What does this tell us? That the return to more or less normal life and its pleasures many expected Covid vaccines to deliver could have happened in the United States. The reason it hasn’t — the reason we are instead still living in fear, with hospitals in much of the South nearing breaking point — is that not enough people have been vaccinated and not enough people are wearing masks.
It’s possible to have sympathy for some of the unvaccinated, especially workers who find it hard to take time off to get a shot and are worried about losing a day to aftereffects. But there’s much less excuse for those who refuse to get their shots or wear masks for cultural or ideological reasons — and no excuse at all for MAGA governors like Ron DeSantis in Florida, Greg Abbott in Texas and Doug Ducey in Arizona who have been actively impeding efforts to contain the latest outbreak.
So how do you feel about anti-vaxxers and anti-maskers? I’m angry about their antics, even though I’m able to work from home and don’t have school-age children. And I suspect that many Americans share that anger.
The question is whether this entirely justified anger — call it the rage of the responsible — will have a political impact, whether leaders will stand up for the interests of Americans who are trying to do the right thing but whose lives are being disrupted and endangered by those who aren’t.

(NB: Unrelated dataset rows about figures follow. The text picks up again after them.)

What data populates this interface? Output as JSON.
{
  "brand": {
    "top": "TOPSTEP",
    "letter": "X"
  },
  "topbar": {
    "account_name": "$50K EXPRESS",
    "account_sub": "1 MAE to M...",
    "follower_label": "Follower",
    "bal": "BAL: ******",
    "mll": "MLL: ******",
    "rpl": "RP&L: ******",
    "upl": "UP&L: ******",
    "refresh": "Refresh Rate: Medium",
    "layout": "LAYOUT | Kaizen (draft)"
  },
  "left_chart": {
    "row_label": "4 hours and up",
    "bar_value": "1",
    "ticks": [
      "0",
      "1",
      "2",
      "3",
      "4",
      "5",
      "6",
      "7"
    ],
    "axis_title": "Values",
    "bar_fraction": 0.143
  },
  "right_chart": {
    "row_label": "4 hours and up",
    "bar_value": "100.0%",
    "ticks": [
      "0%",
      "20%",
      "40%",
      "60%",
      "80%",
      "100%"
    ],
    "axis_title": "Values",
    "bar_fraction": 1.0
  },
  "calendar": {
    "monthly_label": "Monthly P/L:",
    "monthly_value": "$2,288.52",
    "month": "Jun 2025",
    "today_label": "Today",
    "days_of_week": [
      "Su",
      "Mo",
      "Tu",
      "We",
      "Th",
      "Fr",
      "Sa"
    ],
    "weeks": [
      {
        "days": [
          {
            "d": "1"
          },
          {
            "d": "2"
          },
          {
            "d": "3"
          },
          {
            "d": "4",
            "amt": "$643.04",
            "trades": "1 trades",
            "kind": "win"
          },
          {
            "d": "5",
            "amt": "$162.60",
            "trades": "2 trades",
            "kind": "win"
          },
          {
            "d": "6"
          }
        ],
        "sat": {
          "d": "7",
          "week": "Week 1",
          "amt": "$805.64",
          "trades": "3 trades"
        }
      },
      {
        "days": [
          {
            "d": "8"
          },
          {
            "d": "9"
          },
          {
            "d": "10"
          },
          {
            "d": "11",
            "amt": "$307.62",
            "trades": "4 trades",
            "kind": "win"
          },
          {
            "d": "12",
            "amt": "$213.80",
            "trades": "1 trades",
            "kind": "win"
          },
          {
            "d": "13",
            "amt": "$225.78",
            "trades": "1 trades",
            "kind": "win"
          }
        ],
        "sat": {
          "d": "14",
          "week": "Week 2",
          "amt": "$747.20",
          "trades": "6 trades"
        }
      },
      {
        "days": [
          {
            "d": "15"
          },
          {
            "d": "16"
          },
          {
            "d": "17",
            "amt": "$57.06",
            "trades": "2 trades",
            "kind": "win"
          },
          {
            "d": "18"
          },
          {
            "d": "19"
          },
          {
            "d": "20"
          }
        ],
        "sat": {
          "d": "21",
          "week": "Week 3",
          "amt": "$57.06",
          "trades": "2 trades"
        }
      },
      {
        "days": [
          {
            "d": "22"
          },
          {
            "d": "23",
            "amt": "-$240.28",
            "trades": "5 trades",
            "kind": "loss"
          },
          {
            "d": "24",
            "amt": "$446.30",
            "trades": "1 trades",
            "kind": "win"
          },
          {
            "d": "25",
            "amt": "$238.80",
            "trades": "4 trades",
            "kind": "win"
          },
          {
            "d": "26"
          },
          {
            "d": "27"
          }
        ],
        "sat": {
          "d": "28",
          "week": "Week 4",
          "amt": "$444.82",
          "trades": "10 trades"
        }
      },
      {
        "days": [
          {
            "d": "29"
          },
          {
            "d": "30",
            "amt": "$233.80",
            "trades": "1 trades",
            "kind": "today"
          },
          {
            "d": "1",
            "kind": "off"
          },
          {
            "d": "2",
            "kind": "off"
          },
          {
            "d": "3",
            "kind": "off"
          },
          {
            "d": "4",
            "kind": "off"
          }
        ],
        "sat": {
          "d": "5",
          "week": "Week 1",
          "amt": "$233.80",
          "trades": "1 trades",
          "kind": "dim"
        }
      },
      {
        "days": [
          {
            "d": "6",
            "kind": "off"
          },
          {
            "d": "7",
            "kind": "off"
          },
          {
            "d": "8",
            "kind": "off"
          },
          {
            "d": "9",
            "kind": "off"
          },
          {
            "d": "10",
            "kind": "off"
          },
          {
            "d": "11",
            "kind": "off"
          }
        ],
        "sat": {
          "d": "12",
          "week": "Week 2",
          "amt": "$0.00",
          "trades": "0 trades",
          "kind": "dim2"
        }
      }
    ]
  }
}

To say what should be obvious, getting vaccinated and wearing a mask in public spaces aren’t “personal choices.” When you reject your shots or refuse to mask up, you’re increasing my risk of catching a potentially deadly or disabling disease, and also helping to perpetuate the social and economic costs of the pandemic. In a very real sense, the irresponsible minority is depriving the rest of us of life, liberty and the pursuit of happiness.
www.nytimes.com/2021/08/19/opinion/covid-masks-vaccine-mandates.html
It's time the right dropped the stupidity. Time after time the right is shown they are completely wrong, but instead of recognizing they are wrong it's always somebody elses fault, specifically the media. This issue of vaccination should not even be debateble. But we have idiots wjo seem to thibk that the government has no right to govern thrm. That's not how it works.
I am not Einstein, but the people we elect work for us. This is my understanding of how the system is supposed to work. So ask yourself this question: If you were hiring a person for a job and you interviewed a candidate who told you that your company was useless and the less your company got in the way, the better things would be, would you hire that person? I wouldn’t, but that’s exactly what we did from 1994 through 2007 and again in 2010. 2010 was the first backlash against the first black president. The very people who called themselves the Tea Party, sat on their derrieres for 8 years watching a president spend like no tomorrow for a war he started for no reason, but suddenly they found deficit cutting religion in 2009.
They elected a congress with a majority who believed that government has no role then wondered why Washington wasn’t working. But that’s where they got it wrong, Washington was working. The federal government was working exactly the way the people who we hired promised. “The most terrifying words in the English language are: I'm from the government and I'm here to help. They didn’t want to terrify us, so they didn’t help.
And yet the right continues to repeat the stupidity.